In sede di conclusione dell’esame, il difensore dell’imputato chiedeva formal-mente al C. se dopo le prime dichiarazioni fu mai contattato da alcuno o subì pressioni, visto che abitava a Bari vecchia, al che il teste negava decisamente.
Affermava di essersi ripresentato spontaneamente dal PM inquirente dopo appena tre giorni dalle prime dichiarazioni “per avere fatto un’analisi serena di quella nottata e perché non ero assolutamente certo delle cose affermate in Questura”.

Le testimonianza dei collaboratori di giustizia D. M. S. e C. G.

Nuovamente sentiti ex art. 441, V comma, c.p.p. su sollecitazione del PM,i citati collaboratori di giustizia hanno aggiunto qualche particolare sul movente e la dinamica dell’agguato ai danni di S. L..
D. M. S. ha nuovamente indicato gli autori dell’omicidio in R. V. e D. A. V., entrambi appartenenti al clan Capriati operante nel borgo antico. I due erano sodali nello spaccio dell’hashish, attività che svolgevano nei pressi del circolo ricreativo gestito da tale V., zio dello S.. Per questo, lo zio aveva fatto delle “soffiate” alla polizia, soffiate che in un primo momento erano state addebitate alla zia di un poliziotto della zona, tale “P.”, il quale si era adoperato per scagionare la congiunta indicando appunto in V. l’autore delle delazioni. Si era quindi deciso di dare una lezione a V. per interposta persona, e già c’era stato un tentativo fallito che aveva determinato il ferimento di un tale S. N. ed un atto intimidatorio commesso dallo stesso D. M. insieme con D. A. e R., i quali in epoca natalizia avevano bersagliato di colpi di pistola la serranda dell’esercizio dello zio V..
Comunque il teste ha più volte puntualizzato che l’intenzione degli attentatori non era quella di uccidere S. L., ma soltanto quella di dargli una lezione; a suo dire la vittima sarebbe morta perché lasciata a lungo a terra senza soccorso.
Quanto alla dinamica dell’agguato, il D. M. ha dichiarato di avere visto in piazza Chiurlia, dove erano radunate molte persone del loro gruppo (tra cui F. C.), R. e D. A., i quali avevano avuto notizia che S. L. si trovava in piazza Castello ed erano intenzionati ad andare a colpirlo. All’uopo qualcuno, un ragazzino, fu mandato a prendere l’arma, una 357 – anche se il teste ha dichiarato di non avere visto chi ordinava al ragazzo di portare la pistola – e questa venne consegnata ai due, il D. M. non ricordava a chi dei due. La consegna dell’arma, però, l’aveva vista bene, trovandosi alla distanza di una decina di metri.

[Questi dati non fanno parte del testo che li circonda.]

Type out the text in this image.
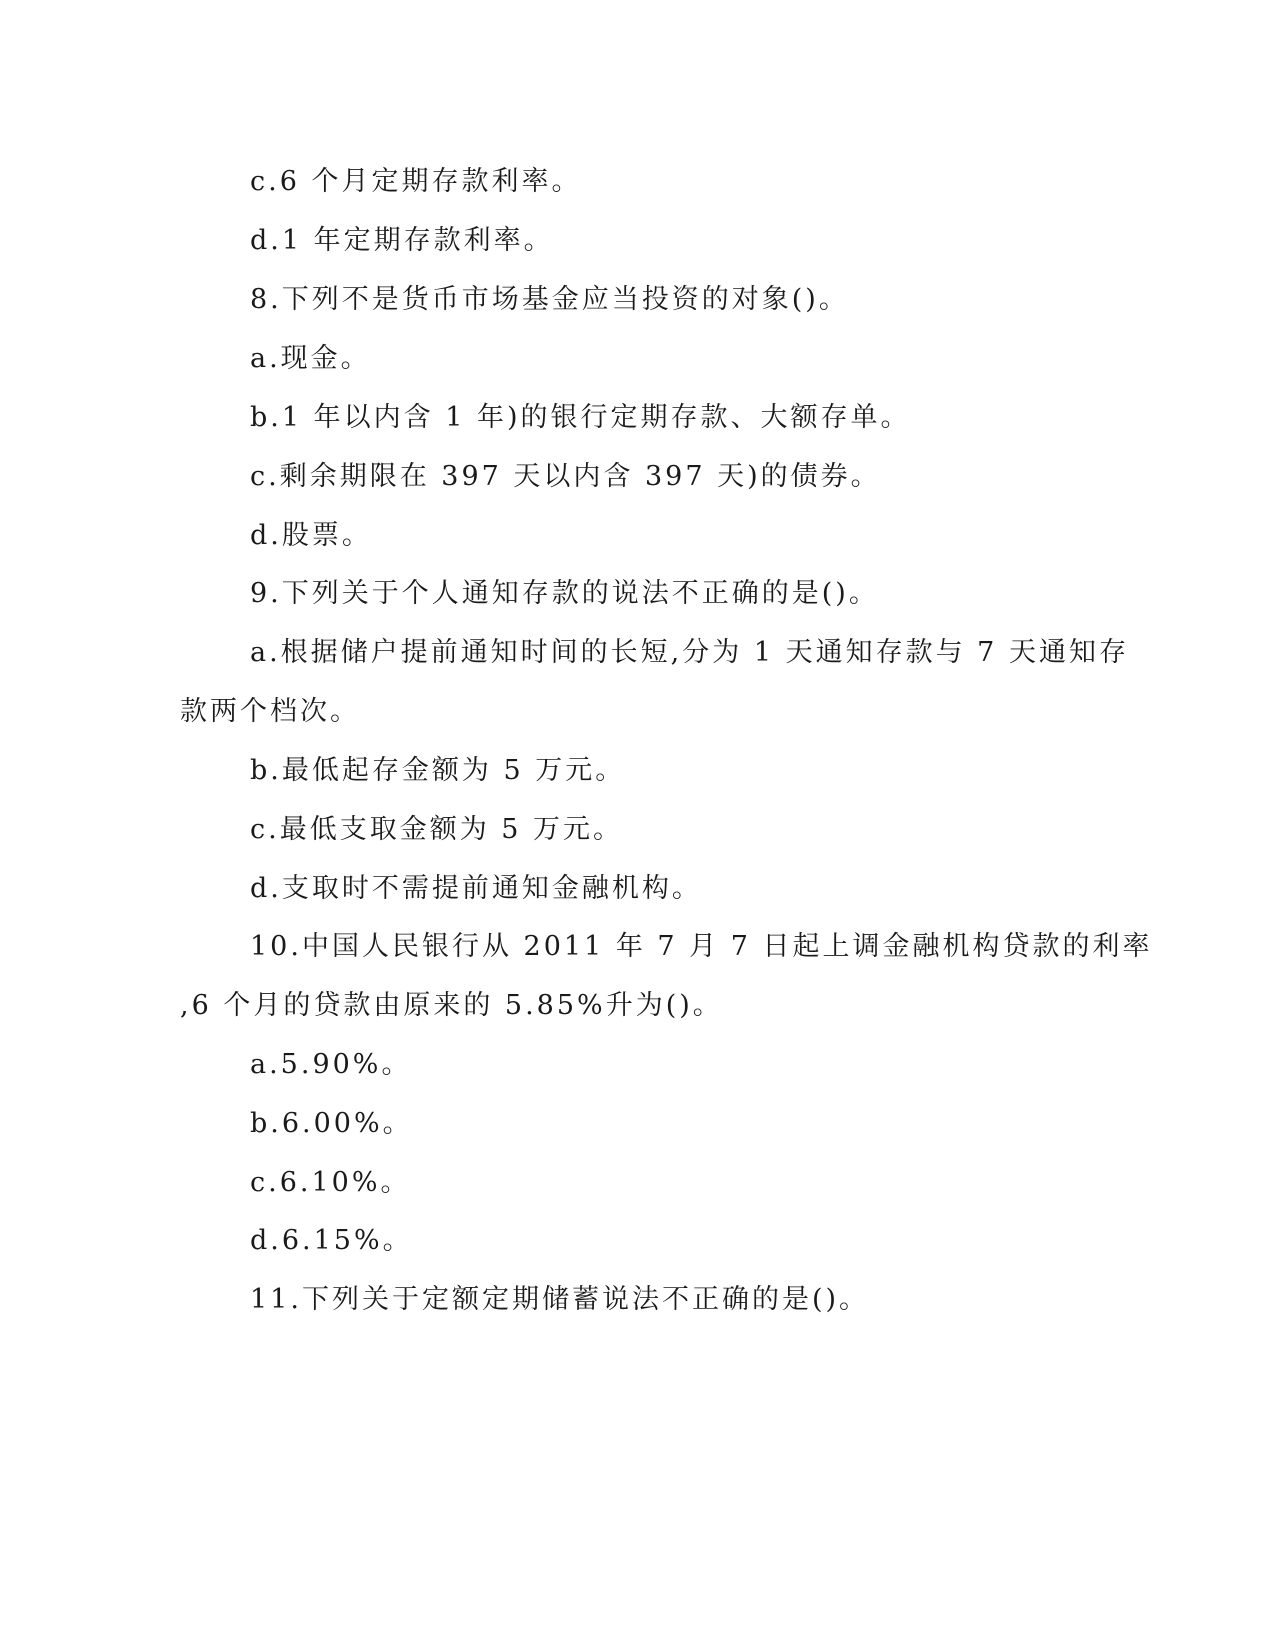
c.6 个月定期存款利率。
d.1 年定期存款利率。
8.下列不是货币市场基金应当投资的对象()。
a.现金。
b.1 年以内含 1 年)的银行定期存款、大额存单。
c.剩余期限在 397 天以内含 397 天)的债券。
d.股票。
9.下列关于个人通知存款的说法不正确的是()。
a.根据储户提前通知时间的长短,分为 1 天通知存款与 7 天通知存
款两个档次。
b.最低起存金额为 5 万元。
c.最低支取金额为 5 万元。
d.支取时不需提前通知金融机构。
10.中国人民银行从 2011 年 7 月 7 日起上调金融机构贷款的利率
,6 个月的贷款由原来的 5.85%升为()。
a.5.90%。
b.6.00%。
c.6.10%。
d.6.15%。
11.下列关于定额定期储蓄说法不正确的是()。
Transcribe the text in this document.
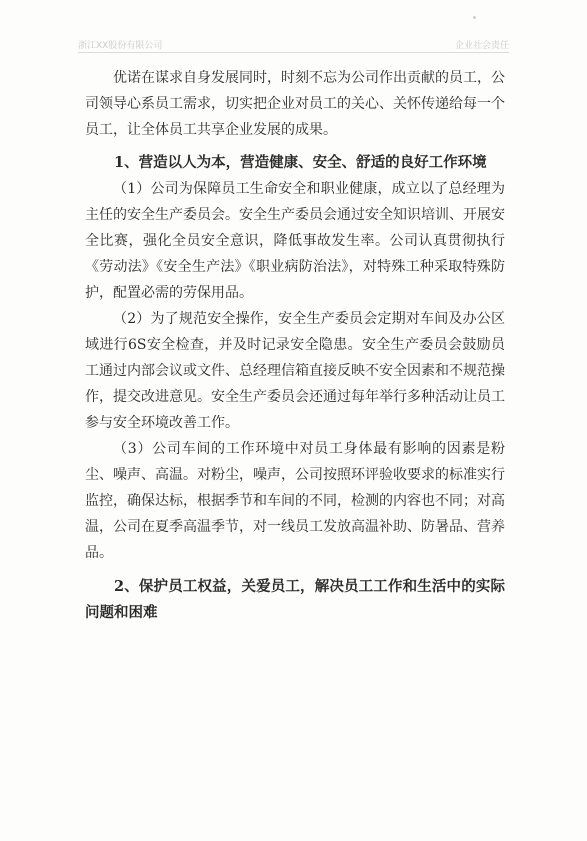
浙江XX股份有限公司	企业社会责任

优诺在谋求自身发展同时，时刻不忘为公司作出贡献的员工，公司领导心系员工需求，切实把企业对员工的关心、关怀传递给每一个员工，让全体员工共享企业发展的成果。

1、营造以人为本，营造健康、安全、舒适的良好工作环境

（1）公司为保障员工生命安全和职业健康，成立以了总经理为主任的安全生产委员会。安全生产委员会通过安全知识培训、开展安全比赛，强化全员安全意识，降低事故发生率。公司认真贯彻执行《劳动法》《安全生产法》《职业病防治法》，对特殊工种采取特殊防护，配置必需的劳保用品。

（2）为了规范安全操作，安全生产委员会定期对车间及办公区域进行6S安全检查，并及时记录安全隐患。安全生产委员会鼓励员工通过内部会议或文件、总经理信箱直接反映不安全因素和不规范操作，提交改进意见。安全生产委员会还通过每年举行多种活动让员工参与安全环境改善工作。

（3）公司车间的工作环境中对员工身体最有影响的因素是粉尘、噪声、高温。对粉尘，噪声，公司按照环评验收要求的标准实行监控，确保达标，根据季节和车间的不同，检测的内容也不同；对高温，公司在夏季高温季节，对一线员工发放高温补助、防暑品、营养品。

2、保护员工权益，关爱员工，解决员工工作和生活中的实际问题和困难
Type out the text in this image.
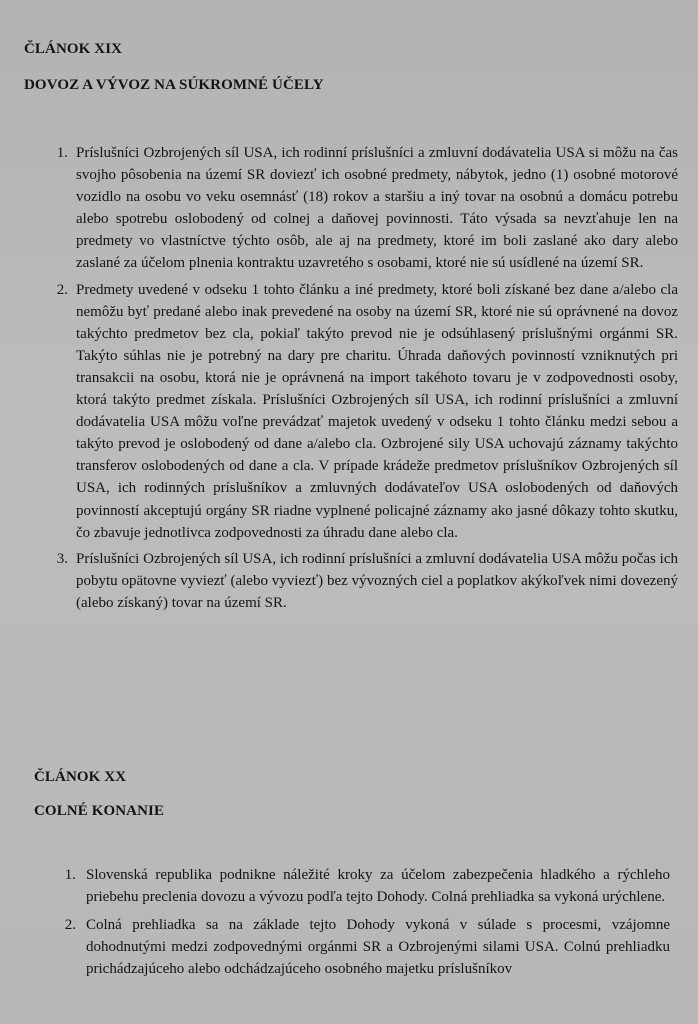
ČLÁNOK XIX
DOVOZ A VÝVOZ NA SÚKROMNÉ ÚČELY
1. Príslušníci Ozbrojených síl USA, ich rodinní príslušníci a zmluvní dodávatelia USA si môžu na čas svojho pôsobenia na území SR doviezť ich osobné predmety, nábytok, jedno (1) osobné motorové vozidlo na osobu vo veku osemnásť (18) rokov a staršiu a iný tovar na osobnú a domácu potrebu alebo spotrebu oslobodený od colnej a daňovej povinnosti. Táto výsada sa nevzťahuje len na predmety vo vlastníctve týchto osôb, ale aj na predmety, ktoré im boli zaslané ako dary alebo zaslané za účelom plnenia kontraktu uzavretého s osobami, ktoré nie sú usídlené na území SR.
2. Predmety uvedené v odseku 1 tohto článku a iné predmety, ktoré boli získané bez dane a/alebo cla nemôžu byť predané alebo inak prevedené na osoby na území SR, ktoré nie sú oprávnené na dovoz takýchto predmetov bez cla, pokiaľ takýto prevod nie je odsúhlasený príslušnými orgánmi SR. Takýto súhlas nie je potrebný na dary pre charitu. Úhrada daňových povinností vzniknutých pri transakcii na osobu, ktorá nie je oprávnená na import takéhoto tovaru je v zodpovednosti osoby, ktorá takýto predmet získala. Príslušníci Ozbrojených síl USA, ich rodinní príslušníci a zmluvní dodávatelia USA môžu voľne prevádzať majetok uvedený v odseku 1 tohto článku medzi sebou a takýto prevod je oslobodený od dane a/alebo cla. Ozbrojené sily USA uchovajú záznamy takýchto transferov oslobodených od dane a cla. V prípade krádeže predmetov príslušníkov Ozbrojených síl USA, ich rodinných príslušníkov a zmluvných dodávateľov USA oslobodených od daňových povinností akceptujú orgány SR riadne vyplnené policajné záznamy ako jasné dôkazy tohto skutku, čo zbavuje jednotlivca zodpovednosti za úhradu dane alebo cla.
3. Príslušníci Ozbrojených síl USA, ich rodinní príslušníci a zmluvní dodávatelia USA môžu počas ich pobytu opätovne vyviezť (alebo vyviezť) bez vývozných ciel a poplatkov akýkoľvek nimi dovezený (alebo získaný) tovar na území SR.
ČLÁNOK XX
COLNÉ KONANIE
1. Slovenská republika podnikne náležité kroky za účelom zabezpečenia hladkého a rýchleho priebehu preclenia dovozu a vývozu podľa tejto Dohody. Colná prehliadka sa vykoná urýchlene.
2. Colná prehliadka sa na základe tejto Dohody vykoná v súlade s procesmi, vzájomne dohodnutými medzi zodpovednými orgánmi SR a Ozbrojenými silami USA. Colnú prehliadku prichádzajúceho alebo odchádzajúceho osobného majetku príslušníkov
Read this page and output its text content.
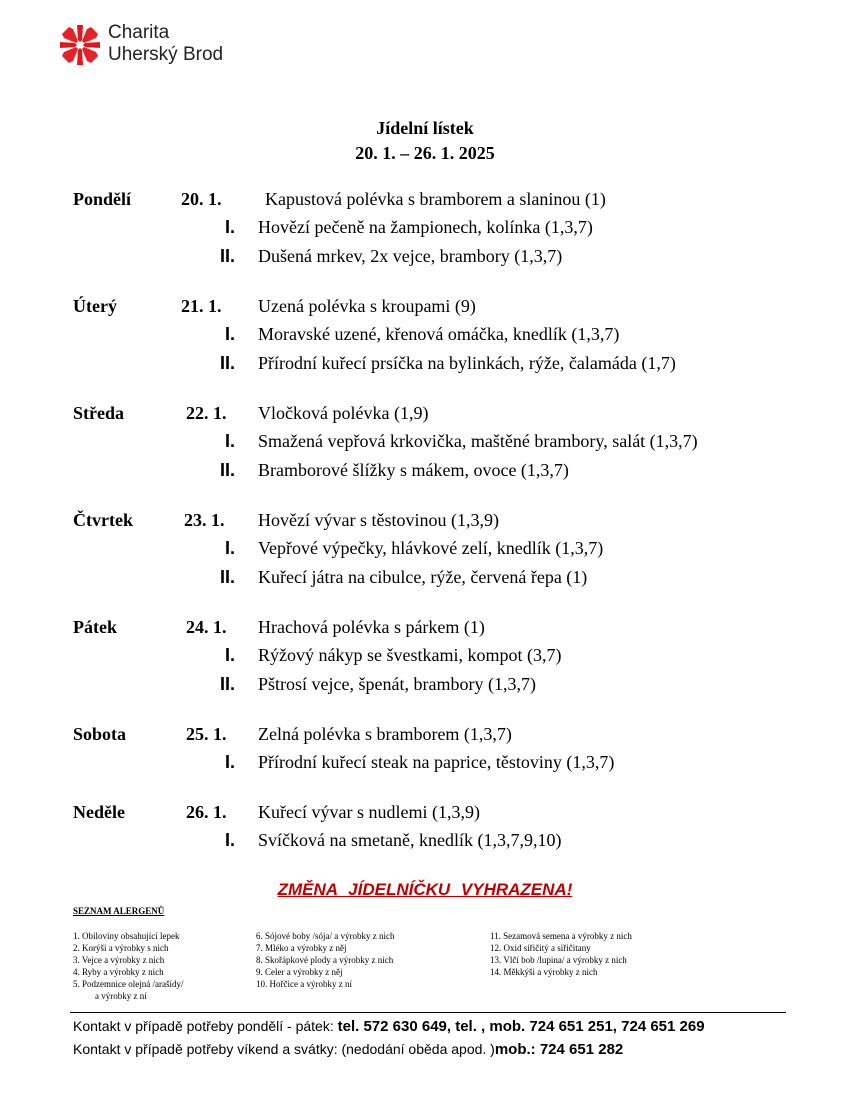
Charita
Uherský Brod
Jídelní lístek
20. 1. – 26. 1. 2025
Pondělí	20. 1. Kapustová polévka s bramborem a slaninou (1)
I. Hovězí pečeně na žampionech, kolínka (1,3,7)
II. Dušená mrkev, 2x vejce, brambory (1,3,7)
Úterý	21. 1. Uzená polévka s kroupami (9)
I. Moravské uzené, křenová omáčka, knedlík (1,3,7)
II. Přírodní kuřecí prsíčka na bylinkách, rýže, čalamáda (1,7)
Středa	22. 1. Vločková polévka (1,9)
I. Smažená vepřová krkovička, maštěné brambory, salát (1,3,7)
II. Bramborové šlížky s mákem, ovoce (1,3,7)
Čtvrtek	23. 1. Hovězí vývar s těstovinou (1,3,9)
I. Vepřové výpečky, hlávkové zelí, knedlík (1,3,7)
II. Kuřecí játra na cibulce, rýže, červená řepa (1)
Pátek	24. 1. Hrachová polévka s párkem (1)
I. Rýžový nákyp se švestkami, kompot (3,7)
II. Pštrosí vejce, špenát, brambory (1,3,7)
Sobota	25. 1. Zelná polévka s bramborem (1,3,7)
I. Přírodní kuřecí steak na paprice, těstoviny (1,3,7)
Neděle	26. 1. Kuřecí vývar s nudlemi (1,3,9)
I. Svíčková na smetaně, knedlík (1,3,7,9,10)
ZMĚNA JÍDELNÍČKU VYHRAZENA!
SEZNAM ALERGENŮ
1. Obiloviny obsahující lepek
2. Korýši a výrobky s nich
3. Vejce a výrobky z nich
4. Ryby a výrobky z nich
5. Podzemnice olejná /arašídy/
a výrobky z ní
6. Sójové boby /sója/ a výrobky z nich
7. Mléko a výrobky z něj
8. Skořápkové plody a výrobky z nich
9. Celer a výrobky z něj
10. Hořčice a výrobky z ní
11. Sezamová semena a výrobky z nich
12. Oxid siřičitý a siřičitany
13. Vlčí bob /lupina/ a výrobky z nich
14. Měkkýši a výrobky z nich
Kontakt v případě potřeby pondělí - pátek: tel. 572 630 649, tel. , mob. 724 651 251, 724 651 269
Kontakt v případě potřeby víkend a svátky: (nedodání oběda apod. )mob.: 724 651 282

Subito dopo R. e D. A. si mossero alla volta del castello a bordo di uno scooter MBK scuro, guidato forse dal R.. Dopo un certo lasso di tempo arrivò P. V. in Piazza S. Pietro, dove si erano rifugiati il C. ed il D. M., all’epoca ricercati, avvisando di non muoversi da lì perché c’era molta polizia in quanto V. “B.” e “V.”, cioè D. A. e R., avevano sparato “I.”, come era soprannominato S. L. (verb. sten., pag. 7 – 8).
Va precisato che nel controesame difensivo, il D. M. ha affermato che P. V. non fece proprio i nomi dei due, limitandosi a dare la notizia della morte di I. (verb. sten., pag. 17).
C. G., a sua volta, ha confermato le dichiarazioni rese nelle indagini sull’omicidio dello S., commesso ad opera di “V.” e “B.”. Tutte le notizie in merito, il teste le apprese dallo stesso B., cioè D. A., durante la comune latitanza in Montenegro. Il movente sarebbe stato una “questione di fumo, di hashish”, legata ad un’invasione di zone di spaccio a Bari vecchia.
Il teste però non ricordava altri particolari, se non che forse nell’agguato era stata utilizzata una pistola 38. Il C. non conosceva precedentemente i due V., ma conosceva B. F., arrestato insieme ai primi due in Montenegro per l’omicidio di tale A.. Pertanto il teste si era adoperato per fare scarcerare i connazionali, eccetto il R. che si era autoaccusato dell’omicidio, corrompendo un magistrato locale. Uscito dal carcere, il D. A. si affiliò al C. e rimase a lungo con lui, avendo risolto i suoi problemi con la giustizia montenegrina.
Tra i due si era instaurato un rapporto di fiducia, originato dall’interessamento del C. per le vicende giudiziarie del D. A. e sviluppatosi con l’affiliazione di quest’ultimo, il che aveva favorito le confidenze relative alle sue azioni delittuose. Anche per il R., pur se il teste non l’aveva mai conosciuto personalmente, vi era stato un intervento del C., nel senso di ottenere una condanna dimezzata rispetto a quella che avrebbe dovuto patire per l’omicidio di cui si era autoaccusato. Era una prassi quella di aiutarsi tra connazionali in latitanza: le varie squadre contrabbandiere effettuavano una colletta che serviva ad ammorbidire i meccanismi giudiziari locali.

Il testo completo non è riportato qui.